For the new freelancer who’s prepared to work for peanuts (or a byline), it seems insane that you would ever say no to a project. However, all freelancers face the decision at some point about which projects to take and which to pass on. Jacobs says you “have to go with your gut and intuition, and where you are at your best.” Choosing projects that fit your expertise, experience level and passions will result in your best work. Jacobs adds, “When things are in your wheelhouse, it makes it easier to get more work done. You’re not starting from scratch. You’ve built up a repertoire of people you can call… I find it is amazing for efficiency.”
In addition to knowing your expertise, you should also know your limits. Bellos Fisher explains, “I would never take an assignment if I was way too busy because I never want to disappoint anybody.”
Bordeau offers three criteria to run a project through before you decide to take it. “No. 1 is does it match the income I need,” she says. If not, depending on your financial situation, it may be better not to take it. However, for lower-paying projects, it may still be OK to say yes if it builds a skill set you need, if it’s actually going to advance you or if it’s something that’s going to give you better work, says Bordeau.
6. Know what distracts you, and face it head-on.
It’s important to identify those things that tempt to pull you away from your office chair. Bordeau suggests you make a game plan, knowing that those distractions will always be there. She says you should ask yourself, “How will I attack this distraction before it attacks me?” Bordeau herself struggles with chatty family members and receiving personal phone calls, and has found that carving out her own writing space makes a difference. One of her friends actually locks herself in the bathroom to write. It’s an extreme example, but if it helps set boundaries and keep your family from distracting you, something like this may be necessary.

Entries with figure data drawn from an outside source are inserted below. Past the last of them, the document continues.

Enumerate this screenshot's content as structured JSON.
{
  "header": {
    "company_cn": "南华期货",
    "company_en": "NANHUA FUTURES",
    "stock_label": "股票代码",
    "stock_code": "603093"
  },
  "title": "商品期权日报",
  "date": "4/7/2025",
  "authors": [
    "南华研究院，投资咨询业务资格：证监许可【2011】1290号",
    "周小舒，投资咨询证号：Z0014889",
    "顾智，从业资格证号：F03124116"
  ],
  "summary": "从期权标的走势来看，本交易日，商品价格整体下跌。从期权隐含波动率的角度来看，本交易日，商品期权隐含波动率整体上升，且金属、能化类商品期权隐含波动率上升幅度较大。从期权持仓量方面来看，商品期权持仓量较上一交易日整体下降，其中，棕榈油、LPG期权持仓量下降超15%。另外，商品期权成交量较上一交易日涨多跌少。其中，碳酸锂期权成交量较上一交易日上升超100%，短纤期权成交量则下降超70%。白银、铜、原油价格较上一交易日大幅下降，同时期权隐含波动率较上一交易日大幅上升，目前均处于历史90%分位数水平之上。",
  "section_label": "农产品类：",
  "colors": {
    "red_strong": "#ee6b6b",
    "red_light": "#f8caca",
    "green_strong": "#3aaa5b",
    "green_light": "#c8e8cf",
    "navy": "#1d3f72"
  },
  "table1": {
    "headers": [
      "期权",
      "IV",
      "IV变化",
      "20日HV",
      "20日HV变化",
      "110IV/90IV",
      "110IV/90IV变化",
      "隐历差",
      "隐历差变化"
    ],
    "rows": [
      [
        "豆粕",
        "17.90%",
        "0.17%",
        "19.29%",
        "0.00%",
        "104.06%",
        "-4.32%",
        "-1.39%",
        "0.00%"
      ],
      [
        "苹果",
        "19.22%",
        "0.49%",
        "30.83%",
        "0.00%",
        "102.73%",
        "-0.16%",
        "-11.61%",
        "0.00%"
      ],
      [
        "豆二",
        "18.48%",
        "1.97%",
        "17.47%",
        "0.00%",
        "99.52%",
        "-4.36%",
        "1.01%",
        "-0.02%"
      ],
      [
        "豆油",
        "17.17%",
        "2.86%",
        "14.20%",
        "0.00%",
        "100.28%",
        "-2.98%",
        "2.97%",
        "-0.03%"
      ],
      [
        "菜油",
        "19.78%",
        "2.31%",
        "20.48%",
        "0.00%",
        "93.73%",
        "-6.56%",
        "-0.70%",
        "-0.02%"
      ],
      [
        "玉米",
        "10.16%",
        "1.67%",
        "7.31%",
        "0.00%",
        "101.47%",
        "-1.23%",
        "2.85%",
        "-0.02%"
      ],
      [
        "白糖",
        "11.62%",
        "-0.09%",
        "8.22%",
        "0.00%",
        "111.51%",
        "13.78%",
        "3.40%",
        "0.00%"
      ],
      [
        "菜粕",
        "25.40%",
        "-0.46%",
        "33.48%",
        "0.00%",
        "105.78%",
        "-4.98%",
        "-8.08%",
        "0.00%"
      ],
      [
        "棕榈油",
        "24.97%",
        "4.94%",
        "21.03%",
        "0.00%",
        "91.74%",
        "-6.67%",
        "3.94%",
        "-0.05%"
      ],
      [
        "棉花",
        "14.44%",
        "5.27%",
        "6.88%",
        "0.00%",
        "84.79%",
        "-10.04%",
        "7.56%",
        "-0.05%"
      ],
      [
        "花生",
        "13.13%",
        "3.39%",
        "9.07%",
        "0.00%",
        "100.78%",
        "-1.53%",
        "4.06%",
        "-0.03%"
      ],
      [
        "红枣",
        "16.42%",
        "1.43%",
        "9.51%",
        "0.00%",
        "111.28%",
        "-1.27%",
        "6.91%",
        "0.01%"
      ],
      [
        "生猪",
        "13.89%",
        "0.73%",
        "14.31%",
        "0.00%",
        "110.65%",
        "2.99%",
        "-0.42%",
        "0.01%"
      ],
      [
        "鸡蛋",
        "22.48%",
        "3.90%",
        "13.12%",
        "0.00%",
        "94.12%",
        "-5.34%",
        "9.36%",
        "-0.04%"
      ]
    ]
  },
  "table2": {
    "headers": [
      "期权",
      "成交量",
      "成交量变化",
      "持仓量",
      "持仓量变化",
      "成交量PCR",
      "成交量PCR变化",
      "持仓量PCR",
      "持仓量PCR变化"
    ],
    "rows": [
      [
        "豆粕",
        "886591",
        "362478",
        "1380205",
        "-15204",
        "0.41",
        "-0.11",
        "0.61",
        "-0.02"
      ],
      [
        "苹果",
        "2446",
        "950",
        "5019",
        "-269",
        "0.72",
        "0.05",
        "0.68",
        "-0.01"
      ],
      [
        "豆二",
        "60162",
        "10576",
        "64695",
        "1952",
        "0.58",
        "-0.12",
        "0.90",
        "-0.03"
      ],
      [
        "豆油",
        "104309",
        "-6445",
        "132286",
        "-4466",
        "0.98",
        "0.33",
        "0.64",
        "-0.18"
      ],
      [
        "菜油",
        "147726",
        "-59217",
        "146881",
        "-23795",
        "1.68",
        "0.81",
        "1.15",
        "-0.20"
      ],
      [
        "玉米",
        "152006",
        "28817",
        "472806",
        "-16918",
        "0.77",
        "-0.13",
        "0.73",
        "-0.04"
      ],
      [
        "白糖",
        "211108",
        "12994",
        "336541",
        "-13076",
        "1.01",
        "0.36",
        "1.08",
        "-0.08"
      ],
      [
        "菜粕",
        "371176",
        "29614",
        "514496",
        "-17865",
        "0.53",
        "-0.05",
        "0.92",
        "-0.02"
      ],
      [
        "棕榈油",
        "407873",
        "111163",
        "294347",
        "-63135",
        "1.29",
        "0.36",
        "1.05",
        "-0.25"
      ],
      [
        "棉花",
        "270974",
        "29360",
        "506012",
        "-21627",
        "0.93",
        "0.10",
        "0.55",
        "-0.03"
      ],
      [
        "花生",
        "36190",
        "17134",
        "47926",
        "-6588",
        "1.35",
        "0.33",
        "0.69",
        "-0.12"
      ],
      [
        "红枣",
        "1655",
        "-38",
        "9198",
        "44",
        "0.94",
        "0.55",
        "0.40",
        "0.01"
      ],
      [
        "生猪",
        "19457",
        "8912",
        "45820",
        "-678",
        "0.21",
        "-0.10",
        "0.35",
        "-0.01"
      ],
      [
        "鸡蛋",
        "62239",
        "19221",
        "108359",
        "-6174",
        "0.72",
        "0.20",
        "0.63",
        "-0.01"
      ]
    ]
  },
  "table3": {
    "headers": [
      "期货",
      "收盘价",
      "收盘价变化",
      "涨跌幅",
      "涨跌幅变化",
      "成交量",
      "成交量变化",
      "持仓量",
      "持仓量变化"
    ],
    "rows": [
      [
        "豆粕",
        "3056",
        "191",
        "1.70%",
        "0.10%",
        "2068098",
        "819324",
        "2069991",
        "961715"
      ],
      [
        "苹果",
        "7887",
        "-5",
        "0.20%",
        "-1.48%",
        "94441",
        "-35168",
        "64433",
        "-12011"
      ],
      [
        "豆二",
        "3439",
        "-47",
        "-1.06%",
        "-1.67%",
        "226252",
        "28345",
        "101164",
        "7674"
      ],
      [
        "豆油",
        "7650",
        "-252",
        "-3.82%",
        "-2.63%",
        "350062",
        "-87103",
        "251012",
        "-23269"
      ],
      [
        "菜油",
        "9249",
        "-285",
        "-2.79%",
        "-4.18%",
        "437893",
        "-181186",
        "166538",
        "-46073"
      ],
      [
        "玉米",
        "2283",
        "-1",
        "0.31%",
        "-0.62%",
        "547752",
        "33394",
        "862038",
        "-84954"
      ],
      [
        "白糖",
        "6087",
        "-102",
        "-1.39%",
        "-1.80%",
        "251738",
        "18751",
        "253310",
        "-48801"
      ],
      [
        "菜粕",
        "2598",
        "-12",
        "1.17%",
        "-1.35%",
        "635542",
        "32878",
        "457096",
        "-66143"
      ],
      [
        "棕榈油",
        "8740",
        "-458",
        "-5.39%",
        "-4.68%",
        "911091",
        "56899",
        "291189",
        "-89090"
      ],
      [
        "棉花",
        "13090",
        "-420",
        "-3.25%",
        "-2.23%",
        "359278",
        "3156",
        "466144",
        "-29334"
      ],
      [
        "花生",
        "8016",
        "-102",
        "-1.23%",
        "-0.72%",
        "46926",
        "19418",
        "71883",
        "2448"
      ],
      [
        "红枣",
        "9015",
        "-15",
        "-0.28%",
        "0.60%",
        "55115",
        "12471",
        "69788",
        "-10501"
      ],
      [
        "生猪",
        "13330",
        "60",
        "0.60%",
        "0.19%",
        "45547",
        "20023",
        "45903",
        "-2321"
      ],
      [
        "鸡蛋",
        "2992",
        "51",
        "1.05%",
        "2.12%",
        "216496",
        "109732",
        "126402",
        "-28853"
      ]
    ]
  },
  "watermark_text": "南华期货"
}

In my five years as a freelance writer, I’ve always struggled with my propensity for Web surfing. It’s so challenging to not go down that rabbit hole of mindless clicking when I’m constantly using the Internet for research and email, but recently I’ve made a concentrated effort to change. I try to only check my email when I’m not in the middle of writing. As for social media, if I find myself checking Facebook every two minutes, I take a moment to assess why I’m feeling the need to switch gears. Sometimes it’s my subconscious trying to tell me I need a legitimate break — a snack, a moment away from the computer or even human interaction.

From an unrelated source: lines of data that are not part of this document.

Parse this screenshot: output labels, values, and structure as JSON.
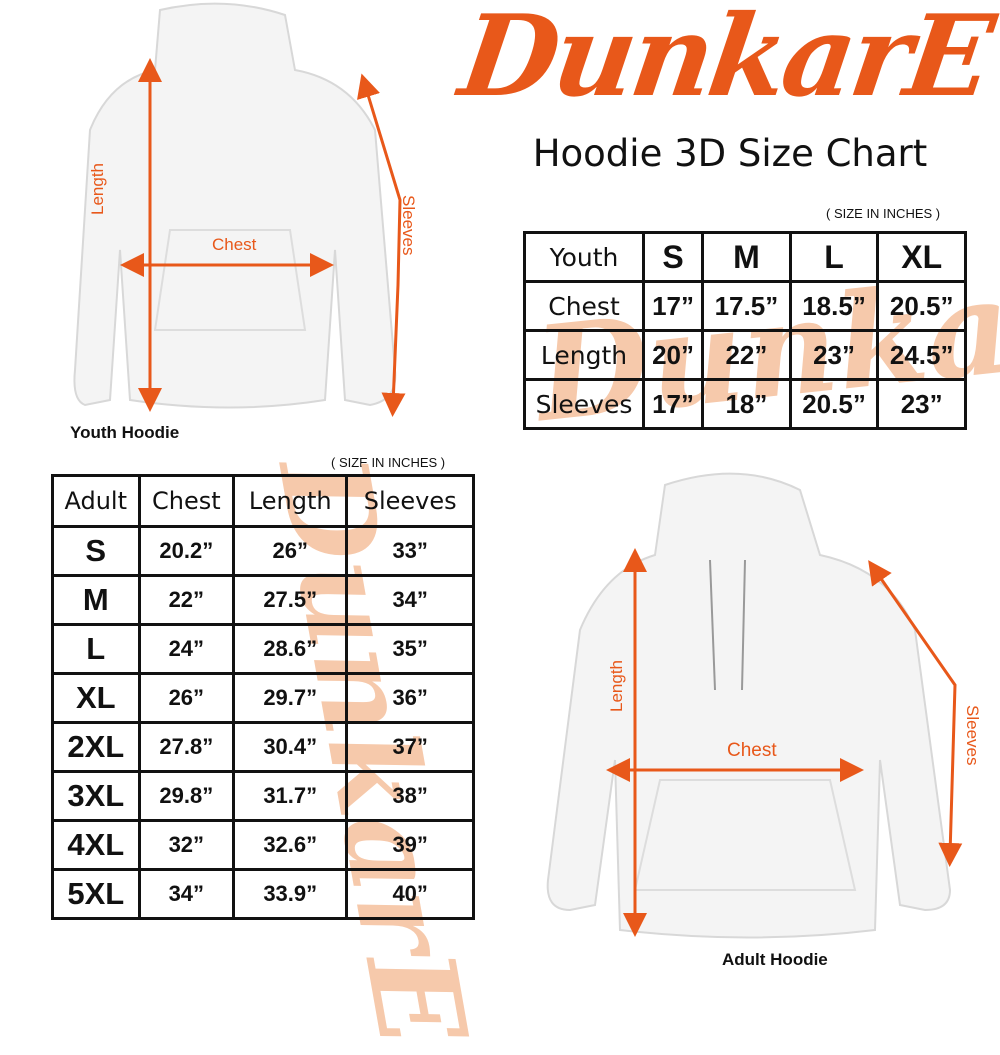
{
  "brand": {
    "logo_text": "DunkarE",
    "color": "#e8581a",
    "watermark_color": "#f6c9ab"
  },
  "title": "Hoodie 3D Size Chart",
  "youth": {
    "units_note": "( SIZE IN INCHES )",
    "image_caption": "Youth Hoodie",
    "measure_labels": {
      "length": "Length",
      "chest": "Chest",
      "sleeves": "Sleeves"
    },
    "table": {
      "header": [
        "Youth",
        "S",
        "M",
        "L",
        "XL"
      ],
      "rows": [
        [
          "Chest",
          "17”",
          "17.5”",
          "18.5”",
          "20.5”"
        ],
        [
          "Length",
          "20”",
          "22”",
          "23”",
          "24.5”"
        ],
        [
          "Sleeves",
          "17”",
          "18”",
          "20.5”",
          "23”"
        ]
      ]
    }
  },
  "adult": {
    "units_note": "( SIZE IN INCHES )",
    "image_caption": "Adult Hoodie",
    "measure_labels": {
      "length": "Length",
      "chest": "Chest",
      "sleeves": "Sleeves"
    },
    "table": {
      "header": [
        "Adult",
        "Chest",
        "Length",
        "Sleeves"
      ],
      "rows": [
        [
          "S",
          "20.2”",
          "26”",
          "33”"
        ],
        [
          "M",
          "22”",
          "27.5”",
          "34”"
        ],
        [
          "L",
          "24”",
          "28.6”",
          "35”"
        ],
        [
          "XL",
          "26”",
          "29.7”",
          "36”"
        ],
        [
          "2XL",
          "27.8”",
          "30.4”",
          "37”"
        ],
        [
          "3XL",
          "29.8”",
          "31.7”",
          "38”"
        ],
        [
          "4XL",
          "32”",
          "32.6”",
          "39”"
        ],
        [
          "5XL",
          "34”",
          "33.9”",
          "40”"
        ]
      ]
    }
  }
}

Bellos Fisher made the same observation about social media: “Facebook was my huge vice. But you know, it was a vice and it was a lifeline. I am an extrovert and I was doing an introvert’s job.” She says stepping away for a bit made her feel less isolated. Acknowledge and listen to your distractions: They may be telling you something essential about your work or personal life. Then make the changes you need to make to accommodate your work-life balance.
7. Be a good boss, to yourself.
Your efficiency and productivity is entirely dependent on you. Being your own boss doesn’t mean being the cool boss who tells you to take the whole afternoon off when there’s a hard deadline at the end of the day — it means you should treat yourself and your business with respect and professionalism. “Don’t let your business run you,” warns Bordeau. “You run your business. That’s the balance every business owner has, whether you’re running a burger shop, a freelance business or a Fortune 500 company.”

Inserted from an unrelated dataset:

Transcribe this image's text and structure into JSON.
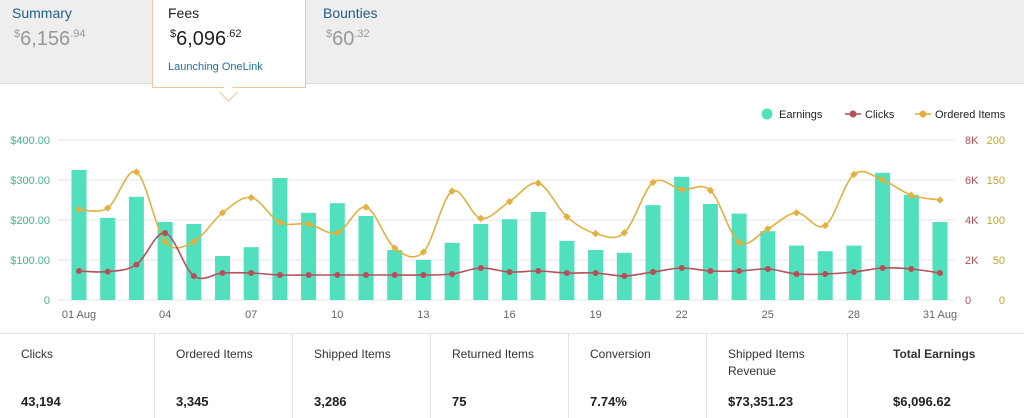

And a good boss knows how to separate work from play, and take each seriously. Know when you need to unplug and what refreshes you. Says Jacobs, “I find that mindless television starting at 10 is a necessity for me, so pretty much I’m watching ‘Watch What Happens: Live’ on a nightly basis. That’s my power-down [time].”
For me, spending time with my daughter, making art, working on my home and — yes, mindless time on Netflix — is essential to my unwinding process. Anytime I try to replace these activities with work during off-hours I find myself getting easily frustrated and, over the long-term, burned out.
Your efficiency and productivity is within your control. Believing this, and being mindful of how you spend your hours and dollars, is the closest thing to the secret to success as a freelancer.